Menteri Sosial Syaifullah Yusuf (Gus Ipul) memastikan penyaluran bansos tidak terdampak kebijakan efisiensi anggaran. Namun, ia menyebut konflik di Timur Tengah berpotensi membuat satuan harga bansos menjadi kurang relevan dengan harga kebutuhan yang berlaku.
"Kemarin Pak Presiden bilang dengan efisiensi BBM tidak akan mengurangi dana bansos," ujar Gus Ipul kepada awak media di Jakarta, beberapa waktu lalu.
Kementerian Sosial mengingatkan bahwa data penerima bansos bersifat dinamis. Karena itu, masyarakat yang sebelumnya menerima bansos pada triwulan pertama disarankan mengecek kembali status penerimaannya untuk triwulan kedua.
Pengecekan status penerima dapat dilakukan menggunakan Nomor Induk Kependudukan (NIK) 16 digit yang tercantum pada KTP. Penerima manfaat yang dapat dicek mencakup Bansos Sembako dan Program Keluarga Harapan (PKH).
Pengecekan dapat dilakukan secara daring melalui laman https://cekbansos.kemensos.go.id/ atau lewat aplikasi Cek Bansos Kemensos. Untuk pengecekan melalui situs, langkah-langkahnya sebagai berikut:
1) Masukkan NIK 16 digit sesuai KTP.
2) Ketikkan huruf kode yang tertera dalam kotak.
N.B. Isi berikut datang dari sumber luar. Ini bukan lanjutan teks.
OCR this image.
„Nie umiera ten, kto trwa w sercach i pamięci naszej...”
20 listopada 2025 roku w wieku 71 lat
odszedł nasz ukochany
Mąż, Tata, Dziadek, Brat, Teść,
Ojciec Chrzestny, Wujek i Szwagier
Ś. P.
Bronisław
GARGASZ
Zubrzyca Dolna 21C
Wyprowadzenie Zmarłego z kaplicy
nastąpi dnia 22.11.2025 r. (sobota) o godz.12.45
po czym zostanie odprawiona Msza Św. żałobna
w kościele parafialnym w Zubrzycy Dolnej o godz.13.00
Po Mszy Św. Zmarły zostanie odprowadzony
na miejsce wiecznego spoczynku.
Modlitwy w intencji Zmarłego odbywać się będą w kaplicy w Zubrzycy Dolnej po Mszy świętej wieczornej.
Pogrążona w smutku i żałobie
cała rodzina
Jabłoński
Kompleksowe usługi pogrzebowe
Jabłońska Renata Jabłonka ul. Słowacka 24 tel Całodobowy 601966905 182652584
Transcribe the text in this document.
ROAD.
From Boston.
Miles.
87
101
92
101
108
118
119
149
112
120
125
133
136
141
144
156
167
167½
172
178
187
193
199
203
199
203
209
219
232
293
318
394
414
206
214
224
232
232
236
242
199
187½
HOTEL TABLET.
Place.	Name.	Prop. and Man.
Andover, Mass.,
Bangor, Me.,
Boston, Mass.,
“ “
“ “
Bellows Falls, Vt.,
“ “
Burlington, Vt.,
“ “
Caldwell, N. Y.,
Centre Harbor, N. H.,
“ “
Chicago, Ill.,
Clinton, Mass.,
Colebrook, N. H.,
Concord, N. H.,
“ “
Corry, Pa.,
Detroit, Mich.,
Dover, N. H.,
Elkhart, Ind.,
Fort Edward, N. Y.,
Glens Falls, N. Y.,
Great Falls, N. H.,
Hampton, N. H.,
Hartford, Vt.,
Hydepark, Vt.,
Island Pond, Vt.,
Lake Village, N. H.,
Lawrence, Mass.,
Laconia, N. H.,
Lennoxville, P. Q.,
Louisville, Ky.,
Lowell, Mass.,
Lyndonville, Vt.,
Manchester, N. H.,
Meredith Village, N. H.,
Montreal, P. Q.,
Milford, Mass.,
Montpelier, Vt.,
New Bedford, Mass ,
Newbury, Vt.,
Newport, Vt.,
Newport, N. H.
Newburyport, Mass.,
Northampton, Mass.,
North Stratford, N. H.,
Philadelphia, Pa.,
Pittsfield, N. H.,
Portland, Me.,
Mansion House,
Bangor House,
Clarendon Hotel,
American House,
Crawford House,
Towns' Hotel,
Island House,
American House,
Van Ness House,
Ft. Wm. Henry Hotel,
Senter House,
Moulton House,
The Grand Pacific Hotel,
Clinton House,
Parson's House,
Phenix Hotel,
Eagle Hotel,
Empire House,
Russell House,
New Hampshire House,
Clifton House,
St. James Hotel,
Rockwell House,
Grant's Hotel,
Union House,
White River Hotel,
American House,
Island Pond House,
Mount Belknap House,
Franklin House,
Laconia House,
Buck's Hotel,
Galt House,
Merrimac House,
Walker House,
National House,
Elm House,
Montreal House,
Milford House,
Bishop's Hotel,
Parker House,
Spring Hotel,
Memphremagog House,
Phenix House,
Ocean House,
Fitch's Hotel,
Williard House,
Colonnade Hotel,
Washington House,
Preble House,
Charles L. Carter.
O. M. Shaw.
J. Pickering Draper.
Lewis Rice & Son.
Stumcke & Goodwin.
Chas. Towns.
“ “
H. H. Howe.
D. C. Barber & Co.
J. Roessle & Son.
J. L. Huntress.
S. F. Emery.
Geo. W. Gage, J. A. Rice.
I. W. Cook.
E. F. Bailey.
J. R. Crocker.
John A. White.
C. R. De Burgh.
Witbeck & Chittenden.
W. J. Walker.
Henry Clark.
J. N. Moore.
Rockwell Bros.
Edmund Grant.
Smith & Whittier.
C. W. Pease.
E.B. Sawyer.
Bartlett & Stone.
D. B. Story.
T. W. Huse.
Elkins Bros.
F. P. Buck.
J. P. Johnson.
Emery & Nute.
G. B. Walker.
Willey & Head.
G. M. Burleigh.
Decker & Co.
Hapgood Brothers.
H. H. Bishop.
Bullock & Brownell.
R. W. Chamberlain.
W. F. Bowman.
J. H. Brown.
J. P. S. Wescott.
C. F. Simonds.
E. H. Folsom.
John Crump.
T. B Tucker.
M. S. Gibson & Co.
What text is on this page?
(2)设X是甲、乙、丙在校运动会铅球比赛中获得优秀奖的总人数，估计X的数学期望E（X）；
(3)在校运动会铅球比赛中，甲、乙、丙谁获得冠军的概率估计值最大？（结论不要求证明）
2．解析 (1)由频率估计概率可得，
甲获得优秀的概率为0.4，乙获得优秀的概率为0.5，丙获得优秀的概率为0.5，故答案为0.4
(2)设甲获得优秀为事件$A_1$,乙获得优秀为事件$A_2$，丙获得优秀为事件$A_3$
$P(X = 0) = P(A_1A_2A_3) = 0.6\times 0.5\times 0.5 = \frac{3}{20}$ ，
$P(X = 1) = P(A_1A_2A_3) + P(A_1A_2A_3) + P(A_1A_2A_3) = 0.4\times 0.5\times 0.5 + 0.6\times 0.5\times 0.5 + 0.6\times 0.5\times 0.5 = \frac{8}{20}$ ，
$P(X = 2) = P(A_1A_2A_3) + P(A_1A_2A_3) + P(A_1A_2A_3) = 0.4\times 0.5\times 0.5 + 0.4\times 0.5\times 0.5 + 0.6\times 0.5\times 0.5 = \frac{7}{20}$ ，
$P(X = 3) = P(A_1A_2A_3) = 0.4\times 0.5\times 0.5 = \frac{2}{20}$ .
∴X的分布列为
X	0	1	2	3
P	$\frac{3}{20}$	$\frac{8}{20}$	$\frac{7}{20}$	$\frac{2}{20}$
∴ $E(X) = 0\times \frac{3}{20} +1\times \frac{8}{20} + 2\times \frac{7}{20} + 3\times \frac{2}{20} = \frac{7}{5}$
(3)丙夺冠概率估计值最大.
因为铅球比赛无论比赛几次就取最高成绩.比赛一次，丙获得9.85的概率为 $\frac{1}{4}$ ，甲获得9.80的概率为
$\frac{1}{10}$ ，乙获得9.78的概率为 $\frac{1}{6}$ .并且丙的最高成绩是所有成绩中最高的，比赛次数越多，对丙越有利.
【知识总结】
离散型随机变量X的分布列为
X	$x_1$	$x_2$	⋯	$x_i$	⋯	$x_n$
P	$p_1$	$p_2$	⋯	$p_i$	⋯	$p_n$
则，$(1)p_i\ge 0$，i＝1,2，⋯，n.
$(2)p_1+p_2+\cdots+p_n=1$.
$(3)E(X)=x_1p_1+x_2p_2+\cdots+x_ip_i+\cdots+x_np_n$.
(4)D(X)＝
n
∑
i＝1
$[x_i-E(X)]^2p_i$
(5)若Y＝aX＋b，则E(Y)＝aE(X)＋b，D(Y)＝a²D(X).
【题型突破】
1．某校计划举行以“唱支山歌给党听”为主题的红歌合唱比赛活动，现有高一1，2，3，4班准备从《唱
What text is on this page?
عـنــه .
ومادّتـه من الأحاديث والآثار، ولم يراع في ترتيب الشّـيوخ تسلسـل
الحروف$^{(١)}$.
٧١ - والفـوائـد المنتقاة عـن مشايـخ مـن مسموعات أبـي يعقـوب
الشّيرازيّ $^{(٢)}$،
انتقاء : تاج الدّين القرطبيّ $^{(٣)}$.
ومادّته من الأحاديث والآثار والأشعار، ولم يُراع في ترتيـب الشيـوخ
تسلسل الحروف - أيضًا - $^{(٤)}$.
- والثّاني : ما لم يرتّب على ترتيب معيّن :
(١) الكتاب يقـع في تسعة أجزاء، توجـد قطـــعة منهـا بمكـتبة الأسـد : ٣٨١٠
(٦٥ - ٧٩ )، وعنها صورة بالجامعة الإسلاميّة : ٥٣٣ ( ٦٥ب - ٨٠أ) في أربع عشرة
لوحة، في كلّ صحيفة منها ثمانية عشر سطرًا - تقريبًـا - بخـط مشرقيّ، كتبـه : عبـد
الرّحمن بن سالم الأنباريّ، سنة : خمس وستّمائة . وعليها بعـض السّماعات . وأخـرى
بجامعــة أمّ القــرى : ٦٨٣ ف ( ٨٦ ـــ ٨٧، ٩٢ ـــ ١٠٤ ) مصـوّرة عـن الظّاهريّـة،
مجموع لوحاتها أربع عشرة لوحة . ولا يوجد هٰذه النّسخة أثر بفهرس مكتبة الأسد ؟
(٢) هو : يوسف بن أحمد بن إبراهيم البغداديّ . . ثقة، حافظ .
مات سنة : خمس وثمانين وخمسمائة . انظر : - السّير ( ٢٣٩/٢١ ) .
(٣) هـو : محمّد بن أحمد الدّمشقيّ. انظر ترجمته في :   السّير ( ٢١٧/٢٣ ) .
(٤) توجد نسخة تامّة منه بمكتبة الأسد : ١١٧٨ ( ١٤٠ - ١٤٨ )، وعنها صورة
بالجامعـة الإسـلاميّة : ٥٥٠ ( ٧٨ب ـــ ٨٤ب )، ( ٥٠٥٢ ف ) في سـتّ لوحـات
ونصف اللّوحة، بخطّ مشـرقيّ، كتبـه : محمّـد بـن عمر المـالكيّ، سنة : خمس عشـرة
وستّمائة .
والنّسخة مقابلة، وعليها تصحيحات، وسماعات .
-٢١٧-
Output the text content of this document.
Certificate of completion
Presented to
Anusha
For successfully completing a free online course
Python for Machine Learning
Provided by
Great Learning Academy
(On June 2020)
3) Jika huruf kode kurang jelas, klik refresh melalui ikon yang tersedia.
4) Klik tombol “CARI DATA”.
Selain melalui situs, Kemensos juga menyediakan aplikasi “Cek Bansos” yang dapat diunduh melalui Google Play Store. Cara menggunakannya:
1) Buka Google Play Store di ponsel Android.
2) Cari aplikasi “Cek Bansos” dari Kementerian Sosial RI.
3) Unduh dan instal aplikasi.
4) Buka aplikasi, lalu pilih menu “Cari Penerima Bansos”.
5) Isi data wilayah dan nama sesuai KTP.
6) Ketuk tombol pencarian untuk melihat hasil.
Aplikasi tersebut juga menyediakan fitur pengaduan bagi warga yang merasa layak menerima bantuan namun belum terdaftar. Jika status penerima masih tercatat, penyaluran bansos dilakukan melalui Himpunan Bank Negara (Himbara) dan BSI.